Их немедленно встретили слуги в легких летних ливреях. Они подхватили привезенные вещи и по дороге к дому рассказали, что и императрица, и графиня с детьми изволят отдыхать в беседке на берегу. Натан по сему поводу даже немного расстроился: всё же не каждый день выпадает шанс увидеть — вот так накоротке, поблизости, царицу с царевною.
Генерал-губернатор с библио-порученцем прошел в местный рабочий кабинет, и они занялись делом. Отмечая специальными знаками те книги, которые в скором времени, вероятно в следующем году, станут основою первой в Одессе (а может, и на всём имперском юге) публичной библиотеки. За таким занятием, не только интересным, но и историческим, время шло незаметно.

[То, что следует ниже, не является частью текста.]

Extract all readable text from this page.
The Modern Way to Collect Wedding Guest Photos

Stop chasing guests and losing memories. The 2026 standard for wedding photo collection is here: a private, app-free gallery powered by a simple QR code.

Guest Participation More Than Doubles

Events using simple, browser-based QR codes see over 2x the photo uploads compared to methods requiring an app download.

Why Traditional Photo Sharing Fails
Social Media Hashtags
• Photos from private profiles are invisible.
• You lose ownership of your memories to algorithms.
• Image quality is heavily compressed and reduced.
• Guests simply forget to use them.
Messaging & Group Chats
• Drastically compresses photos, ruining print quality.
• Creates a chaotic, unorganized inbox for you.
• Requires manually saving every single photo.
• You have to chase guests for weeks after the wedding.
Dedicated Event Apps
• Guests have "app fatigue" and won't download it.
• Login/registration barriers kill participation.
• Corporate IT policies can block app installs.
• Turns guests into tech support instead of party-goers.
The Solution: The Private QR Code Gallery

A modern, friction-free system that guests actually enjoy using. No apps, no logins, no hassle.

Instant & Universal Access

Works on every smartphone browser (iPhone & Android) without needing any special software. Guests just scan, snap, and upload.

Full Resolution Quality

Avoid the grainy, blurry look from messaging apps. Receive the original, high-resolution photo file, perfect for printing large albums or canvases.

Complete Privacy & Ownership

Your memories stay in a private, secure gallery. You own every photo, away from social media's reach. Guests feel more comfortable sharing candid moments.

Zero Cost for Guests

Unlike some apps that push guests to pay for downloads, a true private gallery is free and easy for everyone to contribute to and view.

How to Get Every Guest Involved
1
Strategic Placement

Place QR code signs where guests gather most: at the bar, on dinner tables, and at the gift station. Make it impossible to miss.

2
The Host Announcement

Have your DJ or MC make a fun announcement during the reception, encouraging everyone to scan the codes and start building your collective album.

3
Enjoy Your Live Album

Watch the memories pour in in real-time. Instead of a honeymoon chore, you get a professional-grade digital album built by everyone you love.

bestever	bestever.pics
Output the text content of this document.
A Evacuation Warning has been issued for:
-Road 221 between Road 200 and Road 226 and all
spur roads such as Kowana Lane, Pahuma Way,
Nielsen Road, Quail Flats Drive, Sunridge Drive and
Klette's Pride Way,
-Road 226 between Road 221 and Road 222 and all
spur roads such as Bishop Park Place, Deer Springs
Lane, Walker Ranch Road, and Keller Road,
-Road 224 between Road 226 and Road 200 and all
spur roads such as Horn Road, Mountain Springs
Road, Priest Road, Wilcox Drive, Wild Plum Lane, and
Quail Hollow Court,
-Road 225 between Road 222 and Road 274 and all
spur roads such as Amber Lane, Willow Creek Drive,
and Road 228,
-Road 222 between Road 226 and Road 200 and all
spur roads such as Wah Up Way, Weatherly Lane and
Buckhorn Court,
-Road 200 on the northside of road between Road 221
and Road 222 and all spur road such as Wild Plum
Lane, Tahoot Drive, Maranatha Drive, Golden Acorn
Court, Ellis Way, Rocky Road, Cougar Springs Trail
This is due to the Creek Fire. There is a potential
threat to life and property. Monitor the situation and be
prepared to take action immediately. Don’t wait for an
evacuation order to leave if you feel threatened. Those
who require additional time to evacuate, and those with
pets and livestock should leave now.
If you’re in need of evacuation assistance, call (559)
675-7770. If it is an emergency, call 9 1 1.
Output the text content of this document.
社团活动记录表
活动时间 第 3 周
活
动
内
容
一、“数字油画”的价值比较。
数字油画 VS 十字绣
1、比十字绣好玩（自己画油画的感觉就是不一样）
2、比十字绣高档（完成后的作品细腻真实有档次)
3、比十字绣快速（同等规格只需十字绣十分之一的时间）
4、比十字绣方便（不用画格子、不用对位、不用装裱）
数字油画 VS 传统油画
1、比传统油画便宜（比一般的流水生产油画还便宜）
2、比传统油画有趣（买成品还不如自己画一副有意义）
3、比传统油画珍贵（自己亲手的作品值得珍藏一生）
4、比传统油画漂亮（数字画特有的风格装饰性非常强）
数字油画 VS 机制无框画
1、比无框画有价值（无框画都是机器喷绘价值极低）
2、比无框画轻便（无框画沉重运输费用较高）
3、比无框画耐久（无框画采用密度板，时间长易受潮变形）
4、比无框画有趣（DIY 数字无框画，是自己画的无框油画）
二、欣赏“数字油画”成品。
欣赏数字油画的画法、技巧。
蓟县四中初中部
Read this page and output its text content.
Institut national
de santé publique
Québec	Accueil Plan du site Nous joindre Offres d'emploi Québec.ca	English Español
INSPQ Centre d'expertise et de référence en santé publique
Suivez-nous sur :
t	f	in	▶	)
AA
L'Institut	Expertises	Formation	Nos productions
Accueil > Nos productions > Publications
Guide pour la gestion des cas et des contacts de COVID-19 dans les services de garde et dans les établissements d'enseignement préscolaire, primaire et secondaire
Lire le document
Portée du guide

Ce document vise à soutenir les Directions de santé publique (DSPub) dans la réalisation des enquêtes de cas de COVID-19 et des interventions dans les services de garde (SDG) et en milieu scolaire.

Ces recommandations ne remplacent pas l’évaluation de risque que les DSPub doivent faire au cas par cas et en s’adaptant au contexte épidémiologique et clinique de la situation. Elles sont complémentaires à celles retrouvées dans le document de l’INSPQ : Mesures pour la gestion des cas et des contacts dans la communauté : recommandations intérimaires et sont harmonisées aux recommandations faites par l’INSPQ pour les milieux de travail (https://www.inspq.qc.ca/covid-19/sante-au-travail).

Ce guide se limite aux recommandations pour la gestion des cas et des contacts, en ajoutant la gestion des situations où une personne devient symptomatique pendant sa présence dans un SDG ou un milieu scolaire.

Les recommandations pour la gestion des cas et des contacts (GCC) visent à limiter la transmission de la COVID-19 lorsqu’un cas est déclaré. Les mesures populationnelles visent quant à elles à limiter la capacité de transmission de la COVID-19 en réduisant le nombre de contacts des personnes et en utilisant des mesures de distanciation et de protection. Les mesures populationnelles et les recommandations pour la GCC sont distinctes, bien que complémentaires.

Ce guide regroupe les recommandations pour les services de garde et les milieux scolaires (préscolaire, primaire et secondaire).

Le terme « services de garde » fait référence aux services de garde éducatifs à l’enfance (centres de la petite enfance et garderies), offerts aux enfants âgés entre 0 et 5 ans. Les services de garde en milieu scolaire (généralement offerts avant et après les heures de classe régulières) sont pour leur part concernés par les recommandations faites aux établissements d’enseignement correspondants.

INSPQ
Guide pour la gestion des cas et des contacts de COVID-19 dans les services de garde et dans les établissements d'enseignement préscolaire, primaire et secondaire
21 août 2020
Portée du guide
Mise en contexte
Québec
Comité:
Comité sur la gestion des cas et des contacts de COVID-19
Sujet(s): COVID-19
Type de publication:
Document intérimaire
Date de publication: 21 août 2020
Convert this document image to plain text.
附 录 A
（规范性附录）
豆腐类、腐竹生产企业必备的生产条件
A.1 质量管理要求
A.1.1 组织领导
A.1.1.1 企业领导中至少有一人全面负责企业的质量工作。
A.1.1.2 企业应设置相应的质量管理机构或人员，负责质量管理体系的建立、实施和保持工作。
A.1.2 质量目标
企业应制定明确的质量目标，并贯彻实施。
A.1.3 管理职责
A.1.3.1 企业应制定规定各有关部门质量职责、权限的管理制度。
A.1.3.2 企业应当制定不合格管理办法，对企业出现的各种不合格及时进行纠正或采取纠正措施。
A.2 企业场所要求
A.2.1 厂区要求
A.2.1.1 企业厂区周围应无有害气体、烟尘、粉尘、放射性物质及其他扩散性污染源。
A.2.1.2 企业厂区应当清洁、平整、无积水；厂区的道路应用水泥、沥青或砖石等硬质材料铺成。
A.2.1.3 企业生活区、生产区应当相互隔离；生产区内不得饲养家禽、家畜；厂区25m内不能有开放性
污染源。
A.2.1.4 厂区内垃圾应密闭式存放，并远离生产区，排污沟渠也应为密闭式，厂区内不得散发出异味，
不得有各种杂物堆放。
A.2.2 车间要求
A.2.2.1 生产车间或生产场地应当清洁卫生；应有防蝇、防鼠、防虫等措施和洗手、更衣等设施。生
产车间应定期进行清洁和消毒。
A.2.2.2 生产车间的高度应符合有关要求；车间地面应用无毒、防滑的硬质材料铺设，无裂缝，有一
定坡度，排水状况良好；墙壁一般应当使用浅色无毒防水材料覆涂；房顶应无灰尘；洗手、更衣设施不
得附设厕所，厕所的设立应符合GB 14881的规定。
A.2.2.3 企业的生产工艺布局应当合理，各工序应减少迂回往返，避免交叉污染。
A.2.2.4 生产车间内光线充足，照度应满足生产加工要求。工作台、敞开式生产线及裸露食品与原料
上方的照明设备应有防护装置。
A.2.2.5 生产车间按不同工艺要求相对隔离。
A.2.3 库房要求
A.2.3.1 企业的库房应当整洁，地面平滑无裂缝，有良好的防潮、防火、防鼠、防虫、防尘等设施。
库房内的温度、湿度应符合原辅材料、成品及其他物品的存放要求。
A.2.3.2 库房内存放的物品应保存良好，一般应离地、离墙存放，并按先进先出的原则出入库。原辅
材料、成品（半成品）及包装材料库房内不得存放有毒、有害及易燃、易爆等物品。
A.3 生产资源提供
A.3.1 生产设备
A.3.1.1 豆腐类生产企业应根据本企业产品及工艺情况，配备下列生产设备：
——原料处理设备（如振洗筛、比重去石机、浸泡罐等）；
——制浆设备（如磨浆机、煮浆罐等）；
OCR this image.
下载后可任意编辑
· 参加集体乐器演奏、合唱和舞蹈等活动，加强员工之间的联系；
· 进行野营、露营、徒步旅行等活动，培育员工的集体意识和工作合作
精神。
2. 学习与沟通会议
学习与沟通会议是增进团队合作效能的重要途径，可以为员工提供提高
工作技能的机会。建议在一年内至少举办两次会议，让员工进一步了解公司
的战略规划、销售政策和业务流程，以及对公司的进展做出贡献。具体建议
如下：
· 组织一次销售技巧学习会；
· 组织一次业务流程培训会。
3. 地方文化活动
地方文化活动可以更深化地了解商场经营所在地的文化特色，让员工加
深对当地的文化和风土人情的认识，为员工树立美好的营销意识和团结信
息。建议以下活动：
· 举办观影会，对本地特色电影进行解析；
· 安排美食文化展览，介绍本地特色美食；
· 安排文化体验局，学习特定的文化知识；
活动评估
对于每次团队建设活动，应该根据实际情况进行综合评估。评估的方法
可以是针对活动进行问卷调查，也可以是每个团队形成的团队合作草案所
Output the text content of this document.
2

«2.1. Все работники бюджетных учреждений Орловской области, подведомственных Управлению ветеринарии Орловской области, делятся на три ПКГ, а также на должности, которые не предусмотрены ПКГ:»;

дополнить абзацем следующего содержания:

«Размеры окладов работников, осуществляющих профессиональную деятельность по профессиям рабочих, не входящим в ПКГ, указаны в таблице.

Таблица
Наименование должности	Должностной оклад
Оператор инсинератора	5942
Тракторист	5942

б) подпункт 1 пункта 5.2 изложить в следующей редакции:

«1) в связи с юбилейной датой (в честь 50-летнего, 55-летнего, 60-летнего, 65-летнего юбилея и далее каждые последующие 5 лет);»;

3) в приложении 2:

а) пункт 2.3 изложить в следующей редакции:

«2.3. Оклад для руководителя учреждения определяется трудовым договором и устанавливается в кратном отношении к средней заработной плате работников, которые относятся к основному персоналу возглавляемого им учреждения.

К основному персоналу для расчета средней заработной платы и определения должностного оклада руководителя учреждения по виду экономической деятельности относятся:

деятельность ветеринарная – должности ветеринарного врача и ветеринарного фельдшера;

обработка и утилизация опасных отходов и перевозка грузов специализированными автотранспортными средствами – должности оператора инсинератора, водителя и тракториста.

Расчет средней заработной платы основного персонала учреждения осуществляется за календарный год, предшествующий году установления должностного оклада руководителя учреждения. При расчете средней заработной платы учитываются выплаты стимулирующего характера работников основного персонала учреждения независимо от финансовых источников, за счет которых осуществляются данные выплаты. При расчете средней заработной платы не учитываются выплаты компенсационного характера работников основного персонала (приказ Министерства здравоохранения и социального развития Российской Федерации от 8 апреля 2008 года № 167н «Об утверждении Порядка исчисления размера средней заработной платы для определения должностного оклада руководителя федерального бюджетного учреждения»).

В какой-то момент дом огласился радостными детскими возгласами. Вслед за этим в кабинет забежали Семён и Рина. Увидев в комнате незнакомого человека, они на миг притихли. Мальчик строго кивнул головой, а девочка сделала быстрый книксен. После чего оба начали радостно обнимать папá. Следом пришли няня с трехлетней Софи и Елизавета Ксаверьевна. Она же увела Михаила Семеновича поприветствовать императрицу с царевной, дети побежали вслед за ними.
А Натан остался в кабинете и теперь уж наверняка понял, что августейшую семью ему сегодня увидеть не удастся. Граф Воронцов вернулся через полчаса, и они продолжили работу. А в ней снова потеряли счет времени.
Но вдруг раздался какой-то дальний выстрел. Что бы это могло означать? В окно был виден только военный корабль. Но что за флаг на нем — не разглядишь. Успокаивает только то, что у турок сейчас, кажется, нет флота, который мог бы ходить в экспедицию до Одессы. Михаил Семенович достал подзорную трубу из одного из ящичков стола (причем из первого же им открытого, что означало — он точно знает, где что лежит). Следом отворил окно и стал высматривать, что там в море. Натан тоже пытался вглядываться, но невооруженным глазом, а это было много труднее.
Воронцов резко захлопнул окно, сложил трубу и сказал, итожа:
— Что ж, Натаниэль, полагаю, на сём наша сегодняшняя работа закончена.
— Что случилось, Михаил Семенович? Нечто плохое, чрезвычайное?
— Нет, напротив, событие радостное… Давайте складывать бумаги. Да аккуратно, по разделениям, дабы ничего не перепутать. Эта стопка — рассмотренные списки с отчеркнутыми книгами. Эта — нерассмотренные. Здесь — прочие наброски и замечания.
Они начали в четыре руки сортировать исписанные листы. Натан какое-то время сдерживал любопытство. Но потом всё же не стерпел и спросил:
— Ваше сиятельство, это какие-то новости с фронта прибыли?
— А я что ж, так и не сказал, что там увидел?
— Нет. Только отметили, что событие радостное.
— Так оно и есть. Наш государь-император Николай Павлович прибыл на корабле. Сейчас он идет на малом куттере к нашему берегу. И мы все вместе пойдем его встречать — с великою радостию.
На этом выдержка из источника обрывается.